O globo, n. 30057, 22/11/2015. País, p. 8

Memórias de quatro ‘bispos vermelhos’ durante a ditadura

Arquivo de dom Adriano Hypólito será digitalizado; acervo mostra como religiosos combateram repressão

POR MARCELO REMIGIO

22/11/2015 9:16 / atualizado 22/11/2015 14:54

Atentado. Fusca de dom Adriano destruído por uma bomba: bispo foi encontrado pintado de vermelho em Jacarepaguá- Arquivo/23-09-1976

BRASÍLIA — Documentos inéditos que revelam a atuação, no Estado do Rio, de bispos católicos contra a ditadura militar entre os anos 1964 e 1985 serão digitalizados e disponibilizados para consulta. O material faz parte do acervo de dom Adriano Hypólito, ex-bispo de Nova Iguaçu, na Baixada Fluminense, um dos religiosos mais críticos ao regime militar. O material, que integra o arquivo da Cúria Diocesana do município, reúne documentos oficiais que denunciaram torturas a militantes políticos em unidades do Exército; cartas trocadas entre religiosos sobre a pressão que sofriam dos governos da época; fotos e a coleção do semanário litúrgico “A Folha” — folheto para acompanhar a missa —, criado por dom Adriano. A publicação trazia a sequência da missa e, entre uma oração e outra, o bispo incluía textos sobre a política no país. (Conheça os bispos que atuaram contra a ditadura militar)
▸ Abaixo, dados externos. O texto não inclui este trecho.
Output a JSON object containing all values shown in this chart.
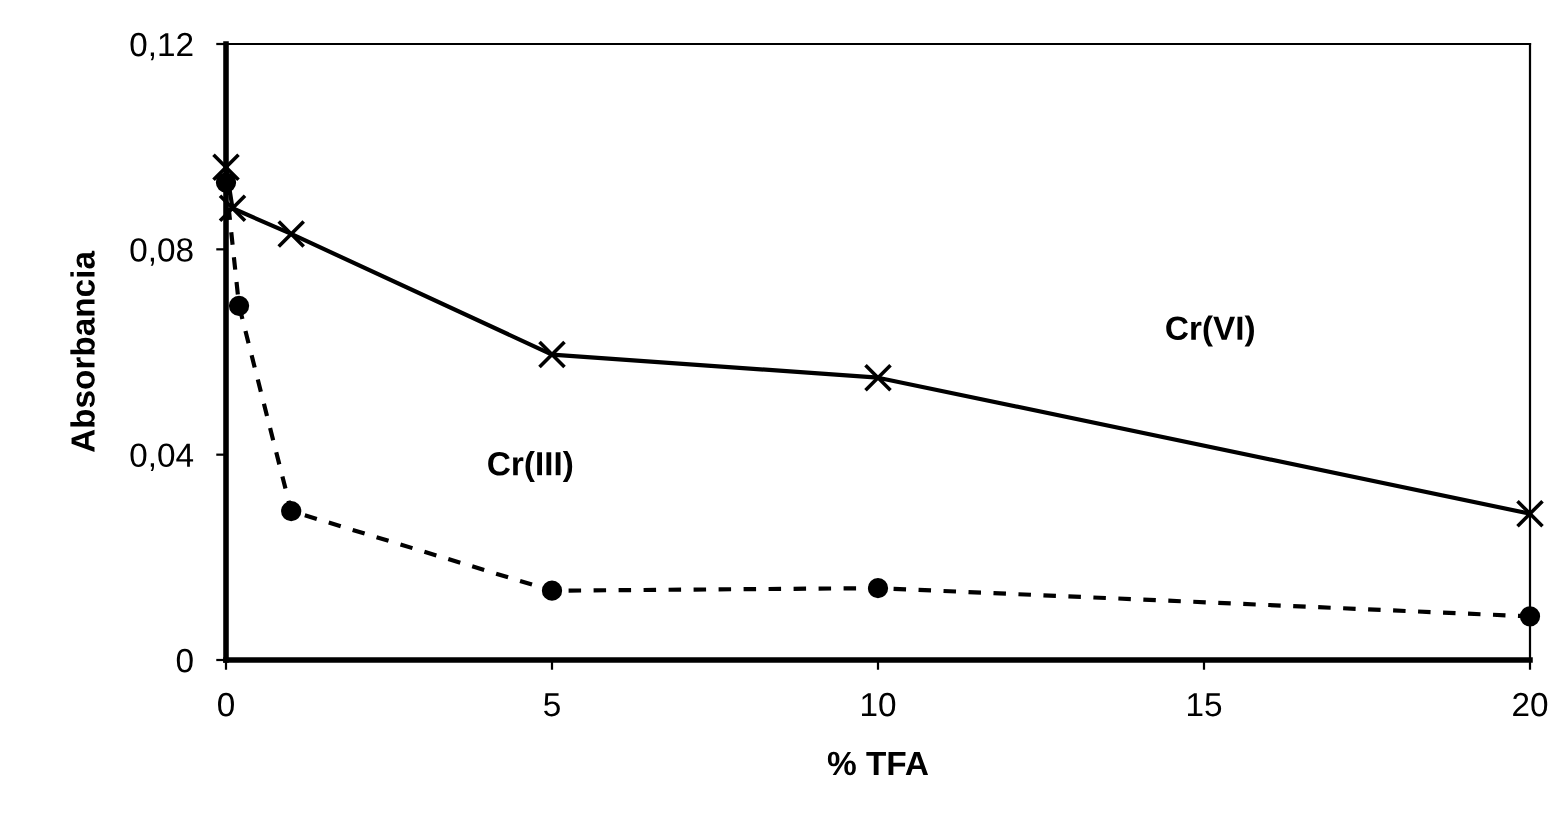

A oposição aos militares rendeu aos religiosos, dentro dos quartéis, o apelido de “bispos vermelhos” — uma alusão ao comunismo feita por agentes da ditadura. Há ainda no acervo de dom Adriano material sobre dom Waldyr Calheiros, ex-bispo de Volta Redonda; dom Clemente Isnard, ex-bispo de Nova Friburgo; e dom Mauro Morelli, ex-bispo de Duque de Caxias. Os primeiros documentos digitalizados serão disponibilizados já a partir do próximo ano. Todo o acervo será reorganizado e higienizado. O trabalho faz parte de uma parceria da Cúria de Nova Iguaçu com técnicos da Universidade Federal Rural do Rio de Janeiro (UFRRJ).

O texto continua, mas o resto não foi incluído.